Allison Williams, “Girls” star and daughter of NBC news anchor Brian Williams, took center stage playing Peter in the live NBC production of “Peter Pan” this past Thursday and was undoubtedly the best part of the show. 

Williams soared as the boy who never grew up, revealing an incredibly beautiful singing voice that the star had been hiding from us. Williams was clearly the standout of the show that was comparable to last year’s rendition of the “Sound of Music.” When country singer Carrie Underwood starred in “Sound of Music,” it was evident that despite a stellar voice, she could not replace the one and only Julie Andrews; Williams on the contrary was able to make “Peter Pan” her own. Unfortunately, Williams was responsible for carrying the play.

Beloved and award winning actor Christopher Walken was expected to be a brilliant Captain Hook. However his performance was incredibly disappointing. Horrid, yet entertaining dance moves aside, his performance was lackluster at best. 

He did not give life to Hook, but rather displayed no facial expression or excitement whatsoever. His face seemed to be stuck in one position the entire time, unable to show any expression whatsoever. He seemed to talk the songs he was intended to sing and the instrumentals were often louder than his singing voice. 

The rest of the cast did its best to be on par with Williams. The actress playing Wendy, a character who is supposed to be around 12 or 13 years old, was actually a 24 year old woman and seemed far too old to be playing the young girl. Though she was endearing as Wendy, it was hard to get past the age gap. 

The scenery also had its highs and lows throughout the three-hour performance. Parts of Neverland were beautiful, and other parts were reminiscent of your worst, most colorful nightmare. The most disappointing part of the scenery was the extremely evident black strings that were used to allow the actors to fly. 

When in front of a black backdrop like the sky, the strings were not as obvious, however in the first scenes of the play when Pan teaches the children to fly, the black strings were clear as could be on their backs, really taking away from the magical aspects in the play. 

The classic line “I won’t grow up!” was performed during the show, and if you followed in the footsteps of Peter Pan, this play may have been more enjoyable.

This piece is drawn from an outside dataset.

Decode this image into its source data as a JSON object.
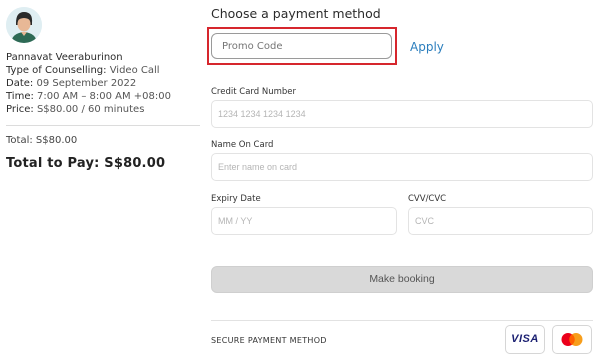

It may have appealed to a younger audience, and on Broadway would’ve likely been an incredible show, but the live televised play did not live up to expectations of the classic “Peter Pan.” 

Despite Williams’ brilliant performance, the show lacked the realistic elements that a televised theater production should provide. Though magical in its essence, it was not as believable as it could’ve been. 

It may not have been a perfect performance, but was nonetheless somewhat entertaining to watch grown adults fly around on stage and sing songs in colorful costumes for three hours.